Lanjut baca di halaman berikutnya...
Demo Berdarah di Iran
Sejak September lalu, Iran bergejolak. Banyak warga turun ke jalan memprotes kematian Mahsa Amini. Mereka juga menuntut kebebasan ekspresi yang kian terkikis di negara Timur Tengah itu.
Kebanyakan pedemo juga berasal dari generasi muda yang menyatakan ketidakpuasan dengan rezim saat ini.
Polisi moral menangkap Amini karena dianggap tak memakai pakaian yang sesuai aturan negara. Dalam beberapa gambar, ia tampak mengenakan penutup kepala.
Amini kemudian meninggal pada 16 September, tiga hari setelah koma. Banyak pihak menuding ia kehilangan nyawa karena mengalami penyiksaan dari polisi moral Iran.
Kematian Amini pun menjadi sorotan luas hingga memicu gelombang demonstrasi di Iran, mulai dari aksi tenang hingga berujung kerusuhan.

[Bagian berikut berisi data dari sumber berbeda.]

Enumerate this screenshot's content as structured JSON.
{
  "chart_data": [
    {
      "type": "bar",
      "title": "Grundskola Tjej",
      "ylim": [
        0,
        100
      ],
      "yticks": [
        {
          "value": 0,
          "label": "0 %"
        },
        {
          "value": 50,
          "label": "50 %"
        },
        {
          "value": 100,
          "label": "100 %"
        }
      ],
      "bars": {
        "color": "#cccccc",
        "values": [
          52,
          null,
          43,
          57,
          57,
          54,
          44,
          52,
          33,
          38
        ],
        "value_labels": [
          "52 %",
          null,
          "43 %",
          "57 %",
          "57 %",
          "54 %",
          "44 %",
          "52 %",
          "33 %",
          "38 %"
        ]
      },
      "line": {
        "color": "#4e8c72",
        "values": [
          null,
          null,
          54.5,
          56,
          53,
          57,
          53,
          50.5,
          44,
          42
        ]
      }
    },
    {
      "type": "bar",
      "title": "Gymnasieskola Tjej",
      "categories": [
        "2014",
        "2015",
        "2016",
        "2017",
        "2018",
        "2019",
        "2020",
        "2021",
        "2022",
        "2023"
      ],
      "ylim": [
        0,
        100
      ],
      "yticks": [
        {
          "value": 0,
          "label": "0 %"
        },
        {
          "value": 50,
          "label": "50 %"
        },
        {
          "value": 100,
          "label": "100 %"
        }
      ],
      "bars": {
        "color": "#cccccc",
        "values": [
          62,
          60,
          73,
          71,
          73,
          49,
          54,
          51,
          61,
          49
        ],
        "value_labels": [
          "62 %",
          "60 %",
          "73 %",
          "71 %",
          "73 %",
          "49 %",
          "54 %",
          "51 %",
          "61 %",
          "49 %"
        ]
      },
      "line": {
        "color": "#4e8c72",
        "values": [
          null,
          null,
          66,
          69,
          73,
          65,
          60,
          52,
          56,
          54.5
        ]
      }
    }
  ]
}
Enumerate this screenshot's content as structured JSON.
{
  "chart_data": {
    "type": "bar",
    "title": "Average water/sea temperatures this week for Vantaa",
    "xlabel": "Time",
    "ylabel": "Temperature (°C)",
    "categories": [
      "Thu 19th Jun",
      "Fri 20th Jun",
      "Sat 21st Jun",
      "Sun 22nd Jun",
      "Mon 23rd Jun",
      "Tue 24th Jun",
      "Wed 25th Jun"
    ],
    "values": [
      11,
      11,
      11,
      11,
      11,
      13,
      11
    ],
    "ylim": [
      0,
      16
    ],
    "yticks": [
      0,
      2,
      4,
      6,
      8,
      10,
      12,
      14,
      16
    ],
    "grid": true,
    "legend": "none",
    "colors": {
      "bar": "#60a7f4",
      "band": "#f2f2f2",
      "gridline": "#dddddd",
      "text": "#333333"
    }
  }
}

Protes terus terjadi. Di media sosial bahkan tampak para kaum muda Iran mengambil alih kemudi revolusi.
Di salah satu video yang beredar, mereka menarik foto pejabat Kementerian Pendidikan Iran sembari berteriak "Bi-sharaf!" [Tak beretika].
Mereka juga menggunakan potret pemimpin tertinggi Iran, Ayatollah Ali Khamenei untuk menjadi alat protes. Perempuan muda ini melepas jilbab dan menggemgangnya dengan satu tangan, dan tangan yang lain memegang foto Khamenei.
Satu video lain memperlihatkan sekelompok perempuan meletakkan potret Khamenei di tanah. Mereka bergiliran melompat dan menginjak foto itu.
Mereka tampak tertawa dan diakhir video terdengar "Jangan takut, jangan takut. Kita semua bersama-sama."
Video lain menunjukkan tiga gadis usia sekolah dasar berbari, melambai-lambaikan jilbab mereka di tangan.
"Perempuan, hidup, kebebasan," teriak mereka, seperti dikutip Atlantic Council.
Iran sebetulnya tak asing dengan demonstrasi. Pengamat mengatakan masyarakat di negara ini memiliki corak khusus dalam mengekrepsikan sikap politik mereka.
Mereka familiar dengan aksi turun ke jalan bahkan pasca revolusi 1980.
Pasca-revolusi 1980, warga menggelar demo tetapi disambut penangkapan dan eksekusi massal.
Kemudian pada 1999, mahasiswa turun ke jalan selama enam hari. Namun, pihak berwenang menangkap ribuan peserta aksi. Di antara mereka juga banyak yang hilang, terluka, atau terbunuh.
Satu dekade kemudian, warga, termasuk banyak perempuan, turun ke jalan memprotes pemilihan umum (Pemilu). Ini merupakan aksi terbesar dalam 30 tahun terakhir. Namun, gayung tak bersambut, mereka tetap menghadapi penangkapan dan tekanan lain.
Salah satu perempuan yang menjadi korban dalam aksi itu adalah Neda Agha Soltan. Ia tewas ditembak milisi Basij.
Kematian Soltan bahkan disebut menjadi simbol kebrutalan pemerintah.
Pada 2019, demo juga meletus usai bahan bakar naik. Aksi ini kemudian meluas hingga menjadi demo anti-pemerintah.